A final question relates to the role of advocacy in this context. A future avenue for my research, and one currently being explored in our Global Inequalities research group by doctoral researcher Priyan Senevirantne, is what role leading NGOs are playing in this process?
Oxfam has been one of the loudest critics of increasing inequality, and no doubt has been influential in putting the issue on the agenda of the institutions of world market society. Oxfam’s critique is that WMS is skewed toward the very rich. Its analysis is far more radical than that of the IMF or OECD because it clearly suggests that there is something inherently wrong with the WMS itself.

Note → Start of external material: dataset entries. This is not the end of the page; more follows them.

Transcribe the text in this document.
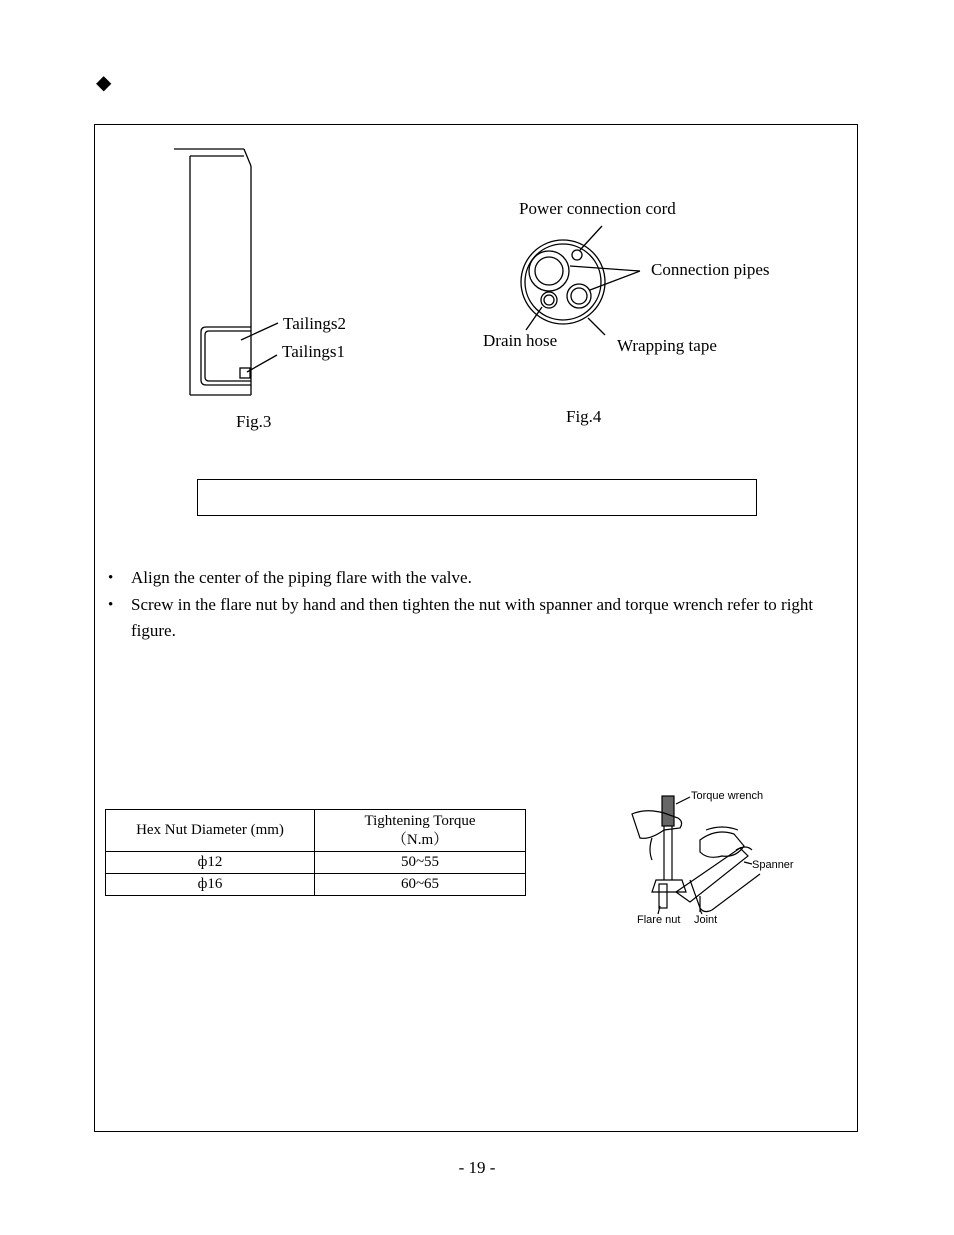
◆
Tailings2
Tailings1
Fig.3
Power connection cord
Connection pipes
Drain hose	Wrapping tape
Fig.4
• Align the center of the piping flare with the valve.
• Screw in the flare nut by hand and then tighten the nut with spanner and torque wrench refer to right figure.
Hex Nut Diameter (mm)	Tightening Torque
（N.m）

ф12	50~55
ф16	60~65
Torque wrench
Spanner
Flare nut Joint
- 19 -
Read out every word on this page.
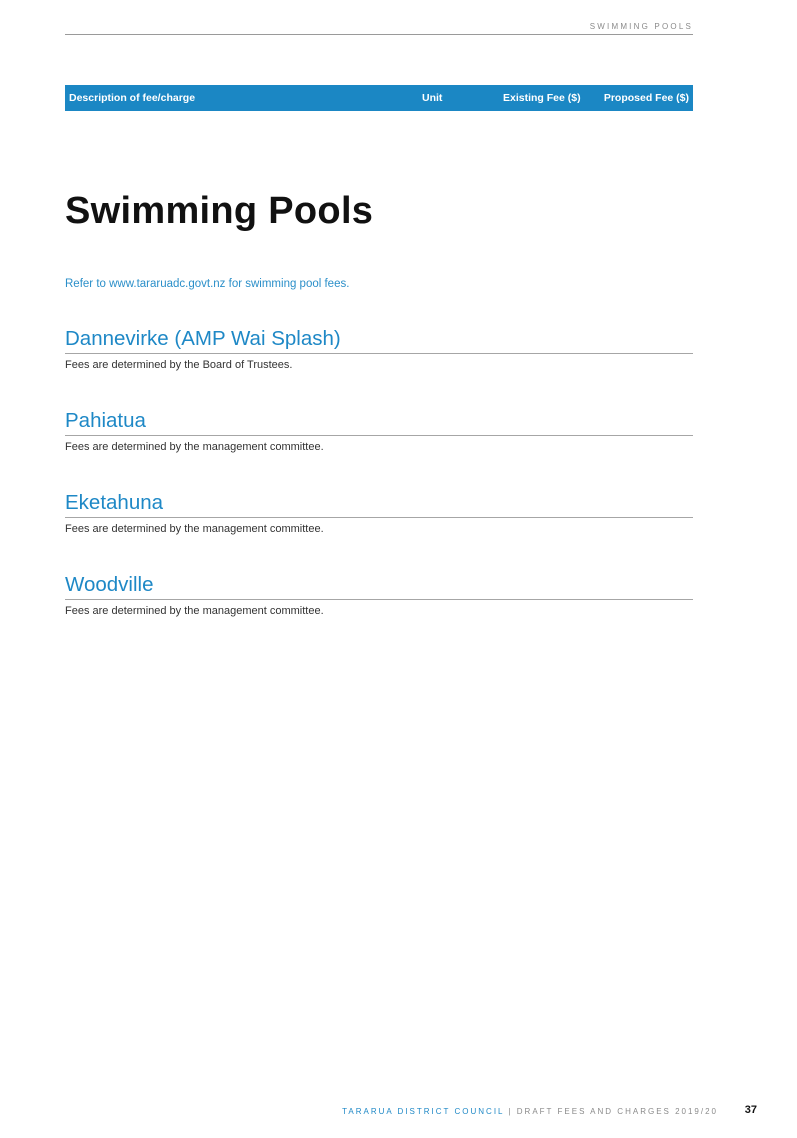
SWIMMING POOLS
Description of fee/charge	Unit	Existing Fee ($) Proposed Fee ($)
Swimming Pools
Refer to www.tararuadc.govt.nz for swimming pool fees.
Dannevirke (AMP Wai Splash)

Fees are determined by the Board of Trustees.

Pahiatua

Fees are determined by the management committee.

Eketahuna

Fees are determined by the management committee.

Woodville

Fees are determined by the management committee.

TARARUA DISTRICT COUNCIL | DRAFT FEES AND CHARGES 2019/20 37
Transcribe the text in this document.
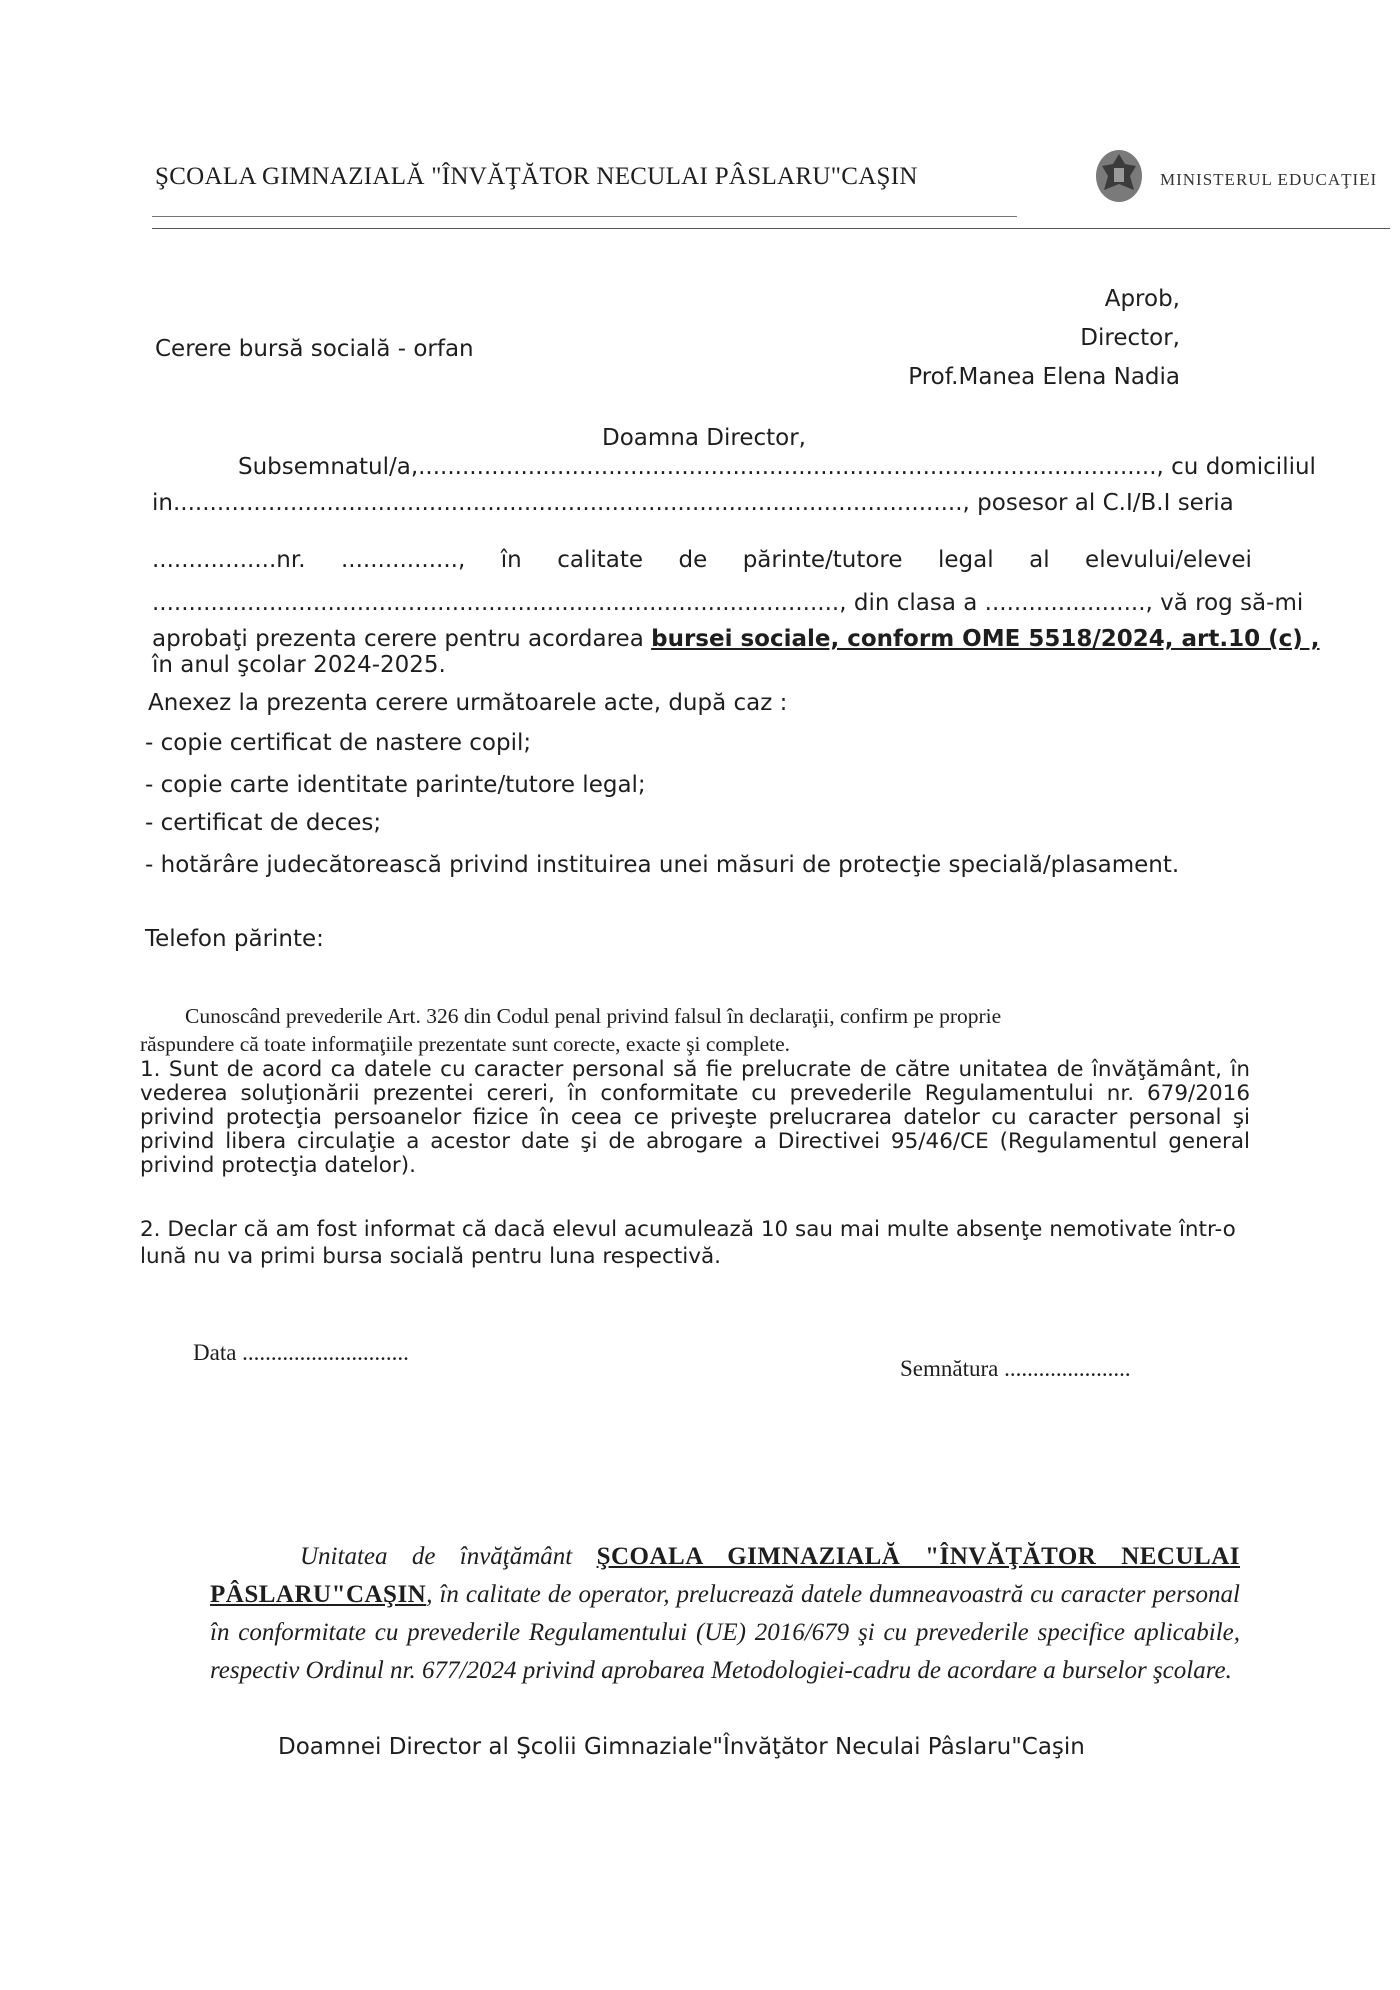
ŞCOALA GIMNAZIALĂ "ÎNVĂŢĂTOR NECULAI PÂSLARU"CAŞIN	MINISTERUL EDUCAŢIEI
Aprob,
Director,
Prof.Manea Elena Nadia
Cerere bursă socială - orfan
Doamna Director,
Subsemnatul/a,....................................................................................................., cu domiciliul
in............................................................................................................, posesor al C.I/B.I seria
.................nr. ................, în calitate de părinte/tutore legal al elevului/elevei
.............................................................................................., din clasa a ......................, vă rog să-mi
aprobaţi prezenta cerere pentru acordarea bursei sociale, conform OME 5518/2024, art.10 (c) ,
în anul şcolar 2024-2025.
Anexez la prezenta cerere următoarele acte, după caz :
- copie certificat de nastere copil;
- copie carte identitate parinte/tutore legal;
- certificat de deces;
- hotărâre judecătorească privind instituirea unei măsuri de protecţie specială/plasament.
Telefon părinte:
Cunoscând prevederile Art. 326 din Codul penal privind falsul în declaraţii, confirm pe proprie
răspundere că toate informaţiile prezentate sunt corecte, exacte şi complete.
1. Sunt de acord ca datele cu caracter personal să fie prelucrate de către unitatea de învăţământ, în vederea soluţionării prezentei cereri, în conformitate cu prevederile Regulamentului nr. 679/2016 privind protecţia persoanelor fizice în ceea ce priveşte prelucrarea datelor cu caracter personal şi privind libera circulaţie a acestor date şi de abrogare a Directivei 95/46/CE (Regulamentul general privind protecţia datelor).
2. Declar că am fost informat că dacă elevul acumulează 10 sau mai multe absenţe nemotivate într-o lună nu va primi bursa socială pentru luna respectivă.
Data .............................
Semnătura ......................
Unitatea de învăţământ ŞCOALA GIMNAZIALĂ "ÎNVĂŢĂTOR NECULAI PÂSLARU"CAŞIN, în calitate de operator, prelucrează datele dumneavoastră cu caracter personal în conformitate cu prevederile Regulamentului (UE) 2016/679 şi cu prevederile specifice aplicabile, respectiv Ordinul nr. 677/2024 privind aprobarea Metodologiei-cadru de acordare a burselor şcolare.
Doamnei Director al Şcolii Gimnaziale"Învăţător Neculai Pâslaru"Caşin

However, by engaging with the WEF process as an insider, surely Oxfam risks becoming a part of the WMS: that is part of the very problem it is seeking to address. Priyan’s research suggests that many international NGOs – not necessarily Oxfam – are indeed becoming central elements of the very system that they were established to change. Other excellent research even suggests that protest itself is becoming a commercial proposition and stripped of its radical and system-changing objectives. A natural extension of my ISA paper would then be to explore the way in which Oxfam and other similar organisations engage with the institutions of the WMS and the effect that this has on the radicalism and progressiveness of their objectives. Watch this space.